Une équipe de chercheurs a récemment mis au jour une carotte de glace vieille de plus de 5 millions d’années dans les montagnes de l’Antarctique, une découverte qui pourrait révolutionner notre compréhension du climat passé. Ce noyau de glace contient des bulles d’air datant de l’époque du Pliocène, une période clé dans l’histoire de la Terre, où les niveaux de CO2 étaient plus élevés qu’aujourd’hui. Ces précieuses molécules offrent un aperçu direct de l’atmosphère de l’époque et permettent aux scientifiques de mieux comprendre les conditions climatiques passées.
Une capsule temporelle du climat
Les carottes de glace sont comme des archives climatiques naturelles. À l’intérieur, de minuscules bulles d’air et des particules piégées — poussières, sels, cendres volcaniques ou encore suie issue d’anciens feux de forêt — sont restées intactes pendant des millions d’années. En les analysant, les scientifiques peuvent remonter le temps, reconstituant les conditions atmosphériques d’époques très anciennes.

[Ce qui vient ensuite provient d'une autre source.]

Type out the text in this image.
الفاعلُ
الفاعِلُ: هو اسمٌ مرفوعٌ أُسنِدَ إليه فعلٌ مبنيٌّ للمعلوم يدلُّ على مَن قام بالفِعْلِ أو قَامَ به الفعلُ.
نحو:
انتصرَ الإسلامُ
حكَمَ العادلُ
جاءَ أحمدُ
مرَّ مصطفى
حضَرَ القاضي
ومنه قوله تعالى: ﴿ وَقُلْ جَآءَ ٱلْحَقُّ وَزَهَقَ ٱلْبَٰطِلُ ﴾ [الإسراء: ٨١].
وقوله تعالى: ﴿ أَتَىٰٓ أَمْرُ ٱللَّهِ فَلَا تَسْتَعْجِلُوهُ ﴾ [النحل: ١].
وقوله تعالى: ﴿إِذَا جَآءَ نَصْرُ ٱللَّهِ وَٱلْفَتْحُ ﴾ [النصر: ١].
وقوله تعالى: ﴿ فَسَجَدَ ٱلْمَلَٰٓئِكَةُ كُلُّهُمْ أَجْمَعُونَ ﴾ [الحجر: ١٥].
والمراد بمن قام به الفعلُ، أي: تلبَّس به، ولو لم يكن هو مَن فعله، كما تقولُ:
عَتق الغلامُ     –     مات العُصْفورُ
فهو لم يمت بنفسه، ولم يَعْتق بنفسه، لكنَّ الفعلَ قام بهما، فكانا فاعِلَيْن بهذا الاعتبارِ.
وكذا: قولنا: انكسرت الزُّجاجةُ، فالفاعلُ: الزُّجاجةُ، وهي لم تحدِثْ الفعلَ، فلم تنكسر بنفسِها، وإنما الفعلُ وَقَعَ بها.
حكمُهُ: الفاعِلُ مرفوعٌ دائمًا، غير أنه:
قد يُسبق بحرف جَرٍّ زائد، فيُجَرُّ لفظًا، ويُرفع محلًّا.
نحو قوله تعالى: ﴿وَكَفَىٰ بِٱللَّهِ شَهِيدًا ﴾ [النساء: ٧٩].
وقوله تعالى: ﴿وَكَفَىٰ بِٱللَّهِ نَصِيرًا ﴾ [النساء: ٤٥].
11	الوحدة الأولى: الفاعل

Jusqu’à récemment, la glace la plus ancienne jamais extraite datait de 800 000 ans, ce qui, à l’échelle géologique, n’est pas si vieux. Or, pour mieux comprendre les effets du réchauffement climatique actuel, les chercheurs ont besoin d’aller plus loin dans le passé, à une période connue sous le nom de Pliocène — un temps où les températures mondiales et les niveaux de CO₂ étaient bien plus élevés qu’aujourd’hui.
La découverte d’une vie
C’est dans la vallée d’Ong, nichée dans les montagnes transantarctiques, que les scientifiques ont trouvé leur trésor. Une équipe de chercheurs y a extrait une carotte de glace de 9,44 mètres de long, particulièrement riche en débris. En étudiant cette glace avec une technique de datation par nucléides cosmogéniques — des isotopes produits par les rayons cosmiques lorsqu’ils frappent la surface terrestre — ils ont pu déterminer l’âge des différentes couches.
Résultat : deux couches bien distinctes. La première datait de 2,95 millions d’années, et la seconde… entre 4,3 et 5,1 millions d’années. Autrement dit, cette glace remonte au Pliocène, soit plus de quatre fois plus vieux que la plus ancienne carotte jamais forée dans les calottes glaciaires classiques.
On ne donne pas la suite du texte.